Вся коллегия, как казалось, мгновенно перекрасилась в красный цвет и вступила в партию большевиков. Едва-едва вырвавшийся из застенков Чудновский зла на бывшего начальника тюрьмы не держал. Бурсаку, как рысаку, не стоялось на месте, нужно было вертеться, показывать себя и с этой, и с той стороны и лететь, красоваться в других местах. Даже попытался взглянуть на себя в оконном отражении, но стекла сплошь обложило слоем инея.
— Глядите-ка! Откуда сибирский мороз знает, как выглядит африканский папоротник?
И все выразили на лицах глубокое восхищение неподражаемым изяществом мысли коменданта.
Колчак будто окаменел. И это — новое правительство? Он готов был согласиться с собственной некомпетентностью, но был крайне удивлен теми, кто пришел на смену. В это ужасное для империи время. Кажется, объявили конкурс на замещение вакантных мест, а претендентов набирали из заплечных дел мастеров. Все сидели по тюрьмам! Да не по разу. Как же не поставить после этого над собой надзирателя? Спокойно и, главное, привычно! Когда надо — покормит, когда надо — накажет. И нечистоты за собой прикажет вынести. Еще додумаются империю назвать каким-нибудь лагерем. “Лагерь труда”, например. Или “Лагерь энтузиазма”. Веселенькие деньки ожидают страну впереди!
— Ну что, Сашок, пригорюнился? — резко повернулся. — К Тимиревой тянет? — ржал, заглядывая в глаза.
И остальная братия тоже захохотала, демонстрируя хорошие, не испорченные полярными зимовками, жевательные аппараты, — “алямбурсэ хоцца?”
Перед глазами Колчака все поплыло, его подкинуло, и заревел степным казачьим голосом:
— Молчать, харя!
Все так и покатились с хохота, не страшен им больше грозный адмирал.
— Молодец! — похлопал по плечу Бурсак. Повернулся к приятелям и пригласил уже другим, серьезным, даже важным голосом: — Бывайте! Жду! — и вышел.
В комнате еще целую минуту стояла благоговейная тишина. Как-то все разомлели в восхищении начальством.
Первым заговорил Колчак:
— Это фиксируется? — кивнул в сторону секретаря.
— Успокойтесь, — зевнул ему в лицо Попов. — На допросах никогда ничего не фиксируется.
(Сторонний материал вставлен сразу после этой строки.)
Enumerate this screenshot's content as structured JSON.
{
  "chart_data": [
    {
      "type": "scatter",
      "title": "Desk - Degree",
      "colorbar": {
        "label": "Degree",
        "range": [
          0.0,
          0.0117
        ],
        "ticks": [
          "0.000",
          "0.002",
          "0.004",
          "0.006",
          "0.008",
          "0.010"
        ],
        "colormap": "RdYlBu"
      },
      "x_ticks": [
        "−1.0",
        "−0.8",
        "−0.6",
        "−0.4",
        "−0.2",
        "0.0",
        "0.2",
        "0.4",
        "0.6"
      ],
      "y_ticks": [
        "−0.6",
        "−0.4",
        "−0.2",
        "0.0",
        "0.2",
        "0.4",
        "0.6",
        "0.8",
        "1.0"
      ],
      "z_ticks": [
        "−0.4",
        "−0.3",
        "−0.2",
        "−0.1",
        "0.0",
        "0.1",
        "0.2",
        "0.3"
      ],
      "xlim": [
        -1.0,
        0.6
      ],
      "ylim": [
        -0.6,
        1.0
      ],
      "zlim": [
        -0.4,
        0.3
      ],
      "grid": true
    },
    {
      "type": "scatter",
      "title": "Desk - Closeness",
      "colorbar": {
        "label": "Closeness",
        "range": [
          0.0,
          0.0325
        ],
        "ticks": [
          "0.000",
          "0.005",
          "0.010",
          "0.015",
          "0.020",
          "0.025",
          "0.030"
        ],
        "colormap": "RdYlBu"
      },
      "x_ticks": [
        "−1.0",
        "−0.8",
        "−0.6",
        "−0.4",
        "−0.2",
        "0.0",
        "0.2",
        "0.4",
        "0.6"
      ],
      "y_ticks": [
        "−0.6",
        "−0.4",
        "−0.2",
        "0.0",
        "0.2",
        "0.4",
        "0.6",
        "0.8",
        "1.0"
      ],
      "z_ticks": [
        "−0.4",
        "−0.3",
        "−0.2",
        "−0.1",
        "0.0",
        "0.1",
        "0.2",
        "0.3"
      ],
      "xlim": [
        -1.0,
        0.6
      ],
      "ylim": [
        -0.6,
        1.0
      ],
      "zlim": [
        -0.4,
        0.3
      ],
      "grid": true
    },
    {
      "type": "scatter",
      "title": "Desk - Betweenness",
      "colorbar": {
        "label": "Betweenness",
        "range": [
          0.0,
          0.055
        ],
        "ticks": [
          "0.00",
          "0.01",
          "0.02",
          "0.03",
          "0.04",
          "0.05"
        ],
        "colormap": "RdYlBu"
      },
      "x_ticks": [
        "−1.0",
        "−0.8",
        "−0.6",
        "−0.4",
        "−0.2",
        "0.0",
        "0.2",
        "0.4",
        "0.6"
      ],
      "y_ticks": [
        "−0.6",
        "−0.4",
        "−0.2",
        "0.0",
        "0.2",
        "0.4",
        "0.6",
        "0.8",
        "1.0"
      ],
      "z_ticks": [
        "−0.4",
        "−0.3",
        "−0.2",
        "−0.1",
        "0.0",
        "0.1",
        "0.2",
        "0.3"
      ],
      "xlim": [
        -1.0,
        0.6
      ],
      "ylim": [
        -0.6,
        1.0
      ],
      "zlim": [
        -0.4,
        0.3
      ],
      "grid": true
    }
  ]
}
Почему-то он так сказал, и никто не возразил.
“Что же они в таком случае там пишут?” — в первый раз встревожился Колчак.
* * *
И уж потом, оставшись один в своей камере, задавал себе вопрос: не слишком ли яркими красками расписывает свое научное и военное прошлое? Не попахивает ли это бахвальством? Да, вроде бы, нет… наоборот, о многом скромно умолчал. Например, о спасении Петрограда. Если бы не он с Эссеном, столицу взяли бы в первые дни войны. “Потомки разберутся во всем и воздадут по заслугам, — наивно думал адмирал, — докопаются до каждого эпизода, отмеченного храбростью и самоотвержением”.
И в голову не могло прийти, что на него, человека, посвятившего жизнь делу служения Родине, благополучно наплюют и постараются забыть все заслуги. Даже остров переименуют. В истории, правда, оставят, но как пример человеческой глупости, коварства и трусости.
Адмирал знал, что любого человека можно возвеличить и унизить до последней степени. Но и в кошмаре не снилось, какой грязью обольют его самого. У нас умеют обойтись с самыми достойными вполне талантливо. Близкий друг, боцман Бегичев, вытащивший Колчака из полыньи, бывший шафером на свадьбе, полжизни положил на то, чтоб всеми силами обгадить покойного. Впрочем, понятно: жить очень хотел! А то известно, как поступили бы с ним большевики, не открестись он от дружка. “За каким лядом приезжал к нему в Омск? О чем беседовали всю ночь напролет?..” Много могло бы возникнуть вопросов к бывшему сослуживцу лейтенанта Колчака.
В дверь легонько постучали — синичка клювом. Александра Васильевича с кровати будто ветром сдуло. Подскочил к волчку — Ольга. И чуть дальше — она! Стало трудно дышать. А сердце стучит, колотится, вот-вот выскочит.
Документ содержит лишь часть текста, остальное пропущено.